At one point, Nikki asks him, "How important do you think sex is?"

"Not very," he says. 

"Well," she says, "then we're just alike. You think it's so unimportant that you don't even do it. And I think it's so unimportant that I don't care who I do it with."

HARDCORE is a spiritual brother to TAXI DRIVER, which Schrader also wrote, and both films owe something to the screenwriter's obsession with John Ford's THE SEARCHERS. All three films are about repressed men seeking to rescue young women locked in sexual slavery. Of the three films, HARDCORE is the one that is most interested in what the young woman has to say. Unlike the other two films, when HARDCORE reaches the end of its journey, the young woman in question gets to speak for herself. When Van Dorn finally smashes his way through the underworld and finds his daughter, she unleashes a torrent of abuse on him. In a way that the other two films never considered, HARDCORE at least ponders the possibility that the girl might not want to return to the world of decent people and mainstream society.

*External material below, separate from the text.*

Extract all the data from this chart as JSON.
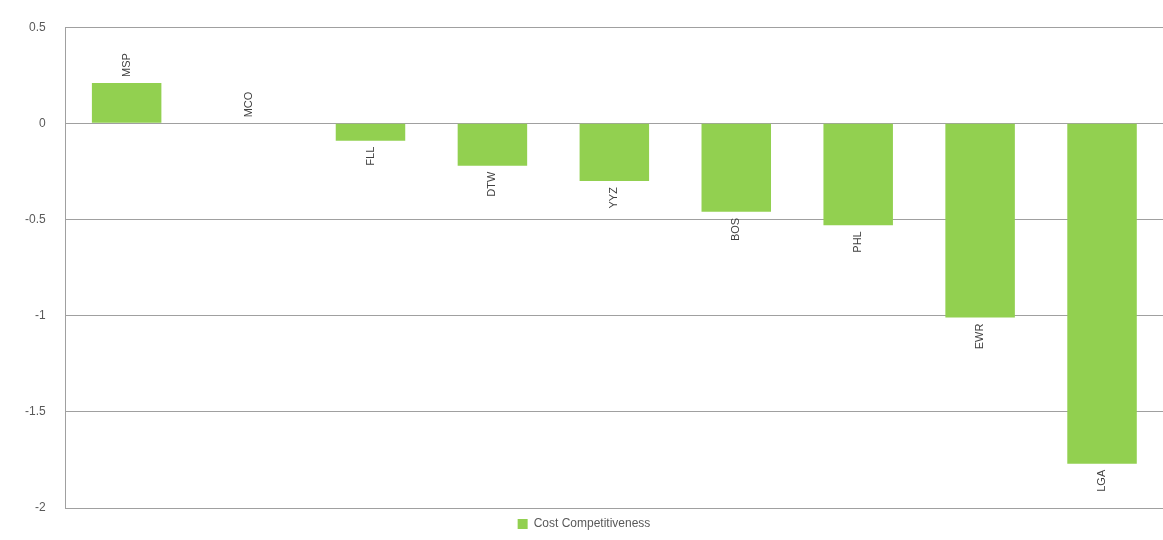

This is probably a good place to say that HARDCORE is a flawed film. Schrader is an idiosyncratic filmmaker, which is his greatest attribute (this film could not have come from anyone else), but it's often clunky in its execution. Stalwarts like Boyle and Gaines are terrific, but a lot of the supporting performances are stiff and little awkward. Some scenes go on too long, making and remaking a point that we've already gotten -- even the famous scene in the porn theater, for instance, goes on to such an extent that you're wondering why the hell Van Dorn doesn't just get up and leave. Likewise, the violent ending is overdone, with Scott rolling over the denizens of the underworld like a bulldozer. Is there really no professional criminal in California who can stand up to this potbellied businessman from Michigan?

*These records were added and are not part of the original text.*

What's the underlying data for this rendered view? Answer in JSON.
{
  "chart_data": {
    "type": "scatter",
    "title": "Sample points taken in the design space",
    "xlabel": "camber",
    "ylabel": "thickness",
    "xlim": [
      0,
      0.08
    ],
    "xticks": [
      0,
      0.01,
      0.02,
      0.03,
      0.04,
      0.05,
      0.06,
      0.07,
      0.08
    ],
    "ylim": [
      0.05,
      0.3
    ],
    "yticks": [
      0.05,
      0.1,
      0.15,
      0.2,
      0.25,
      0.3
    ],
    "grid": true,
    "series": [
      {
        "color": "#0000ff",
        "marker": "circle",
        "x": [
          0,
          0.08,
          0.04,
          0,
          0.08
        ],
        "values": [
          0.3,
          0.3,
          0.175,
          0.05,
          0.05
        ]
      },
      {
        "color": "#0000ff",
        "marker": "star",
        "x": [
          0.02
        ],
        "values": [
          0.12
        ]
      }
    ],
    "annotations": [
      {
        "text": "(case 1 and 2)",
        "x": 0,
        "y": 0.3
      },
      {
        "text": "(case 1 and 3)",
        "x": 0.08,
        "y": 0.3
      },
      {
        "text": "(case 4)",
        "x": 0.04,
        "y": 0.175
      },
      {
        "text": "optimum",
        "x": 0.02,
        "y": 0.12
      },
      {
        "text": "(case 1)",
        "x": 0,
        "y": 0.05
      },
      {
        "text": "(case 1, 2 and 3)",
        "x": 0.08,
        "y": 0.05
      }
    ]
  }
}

Yet for fans of the flawed-but-kind-of-brilliant, HARDCORE is a great film. As I said at the start, I think this movie influenced me more than most of the films I've seen. It is both overtly religious and wildly seedy. You can practically feel the filmmaker torn between these two worlds. The thing that most people remember about HARDCORE, of course, is the descent into the world of sex-for-hire, but the scenes of a close knit religious community at the start of the film have a special kind of power for me. Schrader knows this world, comes from it himself, and his feel for it is deep. The scenes of Christmas dinner--with an elderly relative bemoaning the secularism of the television's holiday programming while a couple of guys debating at the kitchen table cite Bible verses at each other--as well as the brief scenes of the church youth group striking off for a Christian youth conference, all of this feels exactly right to me. It's different from what I grew up with among the Baptists in Arkansas, but it is familiar in the truest sense of the word, in the sense that there's a family resemblance between strict Protestant churches.

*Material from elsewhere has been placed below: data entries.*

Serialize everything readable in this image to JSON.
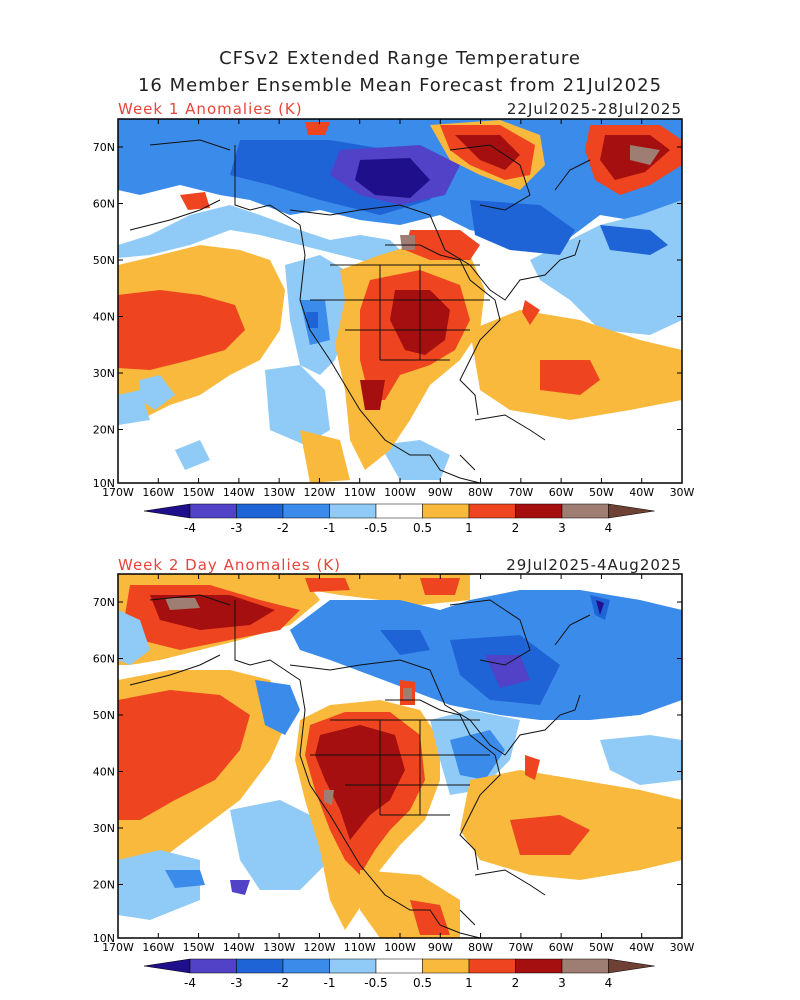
{
  "title": {
    "line1": "CFSv2 Extended Range Temperature",
    "line2": "16 Member Ensemble Mean Forecast from 21Jul2025"
  },
  "panels": [
    {
      "label": "Week 1 Anomalies (K)",
      "dates": "22Jul2025-28Jul2025"
    },
    {
      "label": "Week 2 Day Anomalies (K)",
      "dates": "29Jul2025-4Aug2025"
    }
  ],
  "lat_labels": [
    "70N",
    "60N",
    "50N",
    "40N",
    "30N",
    "20N",
    "10N"
  ],
  "lon_labels": [
    "170W",
    "160W",
    "150W",
    "140W",
    "130W",
    "120W",
    "110W",
    "100W",
    "90W",
    "80W",
    "70W",
    "60W",
    "50W",
    "40W",
    "30W"
  ],
  "colorbar": {
    "labels": [
      "-4",
      "-3",
      "-2",
      "-1",
      "-0.5",
      "0.5",
      "1",
      "2",
      "3",
      "4"
    ],
    "colors": [
      "#1f0f8a",
      "#5142c8",
      "#1e64d6",
      "#3b8bea",
      "#8fcbf6",
      "#ffffff",
      "#f9b93c",
      "#ee4420",
      "#a50f0f",
      "#9e7d72",
      "#6e4134"
    ]
  },
  "colors": {
    "title_text": "#222222",
    "panel_label": "#e8453a"
  }
}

Although Schrader wrote TAXI DRIVER, that film is filtered through Scorsese's tortured Catholicism and his obsession with sacrament and penance. HARDCORE, on the other hand, is Schrader through and through. It is about frosty Protestant repression surviving a deep dive into the steamy muck of a world without rules. In TAXI DRIVER, De Niro's Travis Bickle is a man tormented by his desire for sex, which he finds filthy and corrupt. Scott's Jake Van Dorn, on the other hand, is not tormented in this same way because he's not tempted in the same way. He's horrified by the flesh markets, and although he is weary and battered, he remains as resolute as a knight on a quest. Thus, in its weird mix of seriousness and salaciousness, HARDCORE is something truly special, a dirty movie about the triumph of repression.